Viscous Approximation of Optimal Control Problems Governed by Rate-Independent Systems with Non-Convex Energies
Merlin Andreia, Christian Meyer
TL;DR
The work tackles optimal control for rate‑independent systems with nonconvex energies by deploying a two‑layer viscous regularization across a hierarchy of Hilbert spaces, producing a non‑smooth ODE that is easier to solve. It establishes that optima of the regularized problems converge (via subsequences) to optima of the original BV solution framework, provided the original has a time‑continuous optimal state, and it proves existence of global optima for the unregularized and regularized problems. A pivotal reverse‑approximation result constructs recovery sequences that converge to a differential BV solution, enabling strong convergence of controls and states and ensuring end‑time feasibility. The findings culminate in convergence theorems for both single and double regularizations, including a robust framework for approximating BV solutions by viscous schemes and for transferring optimality from regularized to original problems. The approach balances mathematical rigor with practical relevance for simulations of systems with rate‑independent, nonconvex energies and irreversible processes.
Abstract
We consider an optimal control problem governed by a rate-inde\-pendent system with non-convex energy.
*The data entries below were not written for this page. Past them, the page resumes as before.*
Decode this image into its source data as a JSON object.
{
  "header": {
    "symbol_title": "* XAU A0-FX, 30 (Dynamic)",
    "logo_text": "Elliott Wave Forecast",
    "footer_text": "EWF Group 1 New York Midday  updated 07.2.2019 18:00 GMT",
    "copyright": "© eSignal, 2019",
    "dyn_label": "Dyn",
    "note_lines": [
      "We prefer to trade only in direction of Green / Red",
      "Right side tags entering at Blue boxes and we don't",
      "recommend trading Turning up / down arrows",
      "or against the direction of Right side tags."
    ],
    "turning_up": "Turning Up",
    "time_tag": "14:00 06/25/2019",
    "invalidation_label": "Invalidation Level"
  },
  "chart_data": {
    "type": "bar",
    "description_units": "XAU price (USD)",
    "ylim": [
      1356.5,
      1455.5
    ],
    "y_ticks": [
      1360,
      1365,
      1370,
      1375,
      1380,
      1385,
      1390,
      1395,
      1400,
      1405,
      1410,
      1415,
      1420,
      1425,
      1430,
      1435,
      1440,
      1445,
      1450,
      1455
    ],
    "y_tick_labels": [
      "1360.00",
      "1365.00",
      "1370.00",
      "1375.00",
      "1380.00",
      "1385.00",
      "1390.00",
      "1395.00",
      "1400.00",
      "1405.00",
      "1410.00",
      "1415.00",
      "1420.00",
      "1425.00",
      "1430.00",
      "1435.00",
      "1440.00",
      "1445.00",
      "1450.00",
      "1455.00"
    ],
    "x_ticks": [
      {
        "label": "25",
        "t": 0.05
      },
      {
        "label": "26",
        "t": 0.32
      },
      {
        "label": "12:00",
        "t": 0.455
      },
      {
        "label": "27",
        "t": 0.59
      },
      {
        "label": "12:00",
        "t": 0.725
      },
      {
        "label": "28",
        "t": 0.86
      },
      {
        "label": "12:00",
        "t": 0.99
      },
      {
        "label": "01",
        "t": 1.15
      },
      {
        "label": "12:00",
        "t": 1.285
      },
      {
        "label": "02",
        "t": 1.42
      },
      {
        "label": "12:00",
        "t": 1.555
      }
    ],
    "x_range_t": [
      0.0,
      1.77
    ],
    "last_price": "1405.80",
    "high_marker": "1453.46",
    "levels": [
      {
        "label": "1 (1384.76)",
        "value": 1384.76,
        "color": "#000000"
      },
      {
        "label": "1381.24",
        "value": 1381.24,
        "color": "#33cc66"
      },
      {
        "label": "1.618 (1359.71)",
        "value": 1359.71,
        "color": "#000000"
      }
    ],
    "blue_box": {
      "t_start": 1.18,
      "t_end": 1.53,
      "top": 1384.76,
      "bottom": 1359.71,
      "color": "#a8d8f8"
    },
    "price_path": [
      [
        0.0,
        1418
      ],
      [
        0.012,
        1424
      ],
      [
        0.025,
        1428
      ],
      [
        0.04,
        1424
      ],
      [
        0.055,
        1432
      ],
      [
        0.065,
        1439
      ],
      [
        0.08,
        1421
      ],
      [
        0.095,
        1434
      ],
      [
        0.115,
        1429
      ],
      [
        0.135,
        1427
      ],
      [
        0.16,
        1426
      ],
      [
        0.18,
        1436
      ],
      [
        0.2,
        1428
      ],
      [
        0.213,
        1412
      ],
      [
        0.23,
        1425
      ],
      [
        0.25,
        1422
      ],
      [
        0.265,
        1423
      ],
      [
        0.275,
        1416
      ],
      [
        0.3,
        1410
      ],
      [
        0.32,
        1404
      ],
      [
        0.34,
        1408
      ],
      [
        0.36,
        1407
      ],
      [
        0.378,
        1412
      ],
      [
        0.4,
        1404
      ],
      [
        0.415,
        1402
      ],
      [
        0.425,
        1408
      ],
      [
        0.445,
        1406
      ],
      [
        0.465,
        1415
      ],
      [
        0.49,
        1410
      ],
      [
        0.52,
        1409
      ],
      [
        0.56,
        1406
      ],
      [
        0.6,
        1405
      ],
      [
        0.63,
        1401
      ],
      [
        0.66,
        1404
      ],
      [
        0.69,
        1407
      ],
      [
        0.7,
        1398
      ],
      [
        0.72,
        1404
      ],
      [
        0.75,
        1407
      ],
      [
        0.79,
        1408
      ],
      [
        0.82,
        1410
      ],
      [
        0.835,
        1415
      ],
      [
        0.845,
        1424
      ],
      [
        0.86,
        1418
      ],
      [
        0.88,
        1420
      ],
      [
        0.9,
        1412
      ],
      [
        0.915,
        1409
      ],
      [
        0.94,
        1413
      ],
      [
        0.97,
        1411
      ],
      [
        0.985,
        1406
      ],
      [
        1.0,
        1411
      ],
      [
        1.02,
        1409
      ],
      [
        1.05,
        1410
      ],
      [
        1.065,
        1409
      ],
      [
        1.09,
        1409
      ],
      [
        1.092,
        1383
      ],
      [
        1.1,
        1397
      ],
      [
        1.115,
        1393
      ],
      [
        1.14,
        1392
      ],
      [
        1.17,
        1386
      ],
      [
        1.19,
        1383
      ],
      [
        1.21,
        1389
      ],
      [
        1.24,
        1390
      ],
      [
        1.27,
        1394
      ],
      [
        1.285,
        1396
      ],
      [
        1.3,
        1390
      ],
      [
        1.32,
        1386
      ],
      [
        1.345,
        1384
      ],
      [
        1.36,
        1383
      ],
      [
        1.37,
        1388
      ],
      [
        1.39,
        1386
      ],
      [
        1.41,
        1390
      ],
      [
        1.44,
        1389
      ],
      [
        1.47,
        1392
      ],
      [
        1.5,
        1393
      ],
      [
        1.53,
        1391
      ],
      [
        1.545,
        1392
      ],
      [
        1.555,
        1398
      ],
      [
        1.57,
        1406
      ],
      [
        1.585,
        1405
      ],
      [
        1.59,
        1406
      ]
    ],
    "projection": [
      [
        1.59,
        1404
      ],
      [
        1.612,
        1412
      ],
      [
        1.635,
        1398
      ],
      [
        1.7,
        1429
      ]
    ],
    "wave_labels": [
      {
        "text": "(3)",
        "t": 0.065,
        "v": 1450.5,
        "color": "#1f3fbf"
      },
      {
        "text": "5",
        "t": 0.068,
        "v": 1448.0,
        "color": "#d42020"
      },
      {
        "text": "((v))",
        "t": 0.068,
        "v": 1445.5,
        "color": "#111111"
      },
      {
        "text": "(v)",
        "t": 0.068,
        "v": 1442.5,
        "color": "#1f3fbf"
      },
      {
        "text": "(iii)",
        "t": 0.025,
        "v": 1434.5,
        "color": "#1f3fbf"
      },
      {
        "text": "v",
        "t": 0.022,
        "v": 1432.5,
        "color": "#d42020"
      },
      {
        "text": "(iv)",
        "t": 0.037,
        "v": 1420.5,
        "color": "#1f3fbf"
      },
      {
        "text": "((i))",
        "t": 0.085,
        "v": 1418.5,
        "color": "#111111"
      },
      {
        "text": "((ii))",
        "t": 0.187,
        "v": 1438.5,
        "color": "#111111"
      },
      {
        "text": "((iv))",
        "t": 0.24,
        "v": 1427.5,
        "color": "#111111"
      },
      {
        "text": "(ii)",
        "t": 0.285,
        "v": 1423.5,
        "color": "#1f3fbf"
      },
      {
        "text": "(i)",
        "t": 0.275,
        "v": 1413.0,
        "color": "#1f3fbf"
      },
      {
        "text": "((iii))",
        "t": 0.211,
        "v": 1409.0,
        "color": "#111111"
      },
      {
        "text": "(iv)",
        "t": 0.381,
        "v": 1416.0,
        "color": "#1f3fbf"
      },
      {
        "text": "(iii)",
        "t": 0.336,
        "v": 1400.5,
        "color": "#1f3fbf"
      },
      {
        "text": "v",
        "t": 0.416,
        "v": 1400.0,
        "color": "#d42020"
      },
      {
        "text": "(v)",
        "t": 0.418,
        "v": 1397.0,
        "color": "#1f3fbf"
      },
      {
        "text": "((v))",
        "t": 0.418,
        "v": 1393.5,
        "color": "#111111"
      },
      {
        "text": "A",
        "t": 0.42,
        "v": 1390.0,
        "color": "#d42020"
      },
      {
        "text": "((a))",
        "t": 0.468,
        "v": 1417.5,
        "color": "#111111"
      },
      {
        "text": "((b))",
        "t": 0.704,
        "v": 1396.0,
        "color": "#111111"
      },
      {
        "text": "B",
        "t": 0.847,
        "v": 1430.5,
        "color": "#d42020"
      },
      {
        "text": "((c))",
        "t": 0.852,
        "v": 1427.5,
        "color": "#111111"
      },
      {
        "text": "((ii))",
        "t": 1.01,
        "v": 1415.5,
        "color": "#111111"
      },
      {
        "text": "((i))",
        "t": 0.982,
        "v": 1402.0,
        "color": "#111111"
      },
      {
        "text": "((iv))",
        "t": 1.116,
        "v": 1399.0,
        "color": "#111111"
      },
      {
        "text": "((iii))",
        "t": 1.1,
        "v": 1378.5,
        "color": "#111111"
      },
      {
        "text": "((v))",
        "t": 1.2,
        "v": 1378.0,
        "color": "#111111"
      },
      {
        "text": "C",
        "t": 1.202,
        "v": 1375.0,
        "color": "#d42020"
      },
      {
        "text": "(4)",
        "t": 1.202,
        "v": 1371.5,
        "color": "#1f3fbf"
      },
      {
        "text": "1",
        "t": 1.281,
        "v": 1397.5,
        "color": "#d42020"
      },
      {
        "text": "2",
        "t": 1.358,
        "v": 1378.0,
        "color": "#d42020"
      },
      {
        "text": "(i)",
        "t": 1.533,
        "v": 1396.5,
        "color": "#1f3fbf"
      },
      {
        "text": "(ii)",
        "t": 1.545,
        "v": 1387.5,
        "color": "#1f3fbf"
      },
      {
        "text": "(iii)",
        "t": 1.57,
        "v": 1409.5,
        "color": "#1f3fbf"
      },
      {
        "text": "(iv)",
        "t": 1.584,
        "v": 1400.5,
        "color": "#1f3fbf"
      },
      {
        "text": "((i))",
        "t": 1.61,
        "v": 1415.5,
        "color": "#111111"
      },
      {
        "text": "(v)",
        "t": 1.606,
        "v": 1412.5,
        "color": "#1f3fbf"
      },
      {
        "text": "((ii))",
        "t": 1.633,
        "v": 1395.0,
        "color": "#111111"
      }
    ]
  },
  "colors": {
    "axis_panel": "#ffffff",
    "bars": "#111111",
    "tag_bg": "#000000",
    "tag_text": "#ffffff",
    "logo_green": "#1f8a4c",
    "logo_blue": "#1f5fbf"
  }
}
The state equation is approximated by means of viscous regularization w.r.t.\ to hierarchy of two different Hilbert spaces. The regularized problem corresponds to an optimal control problem subject to a non-smooth ODE in Hilbert space, which is substantially easier to solve than the original optimal control problem. The convergence properties of the viscous regularization are investigated. It is shown that every sequence of globally optimal solutions of the viscous problems admits a (weakly) converging subsequence whose limit is a globally optimal solution of the original problem, provided that the latter admits at least one optimal solution with an optimal state that is continuous in time.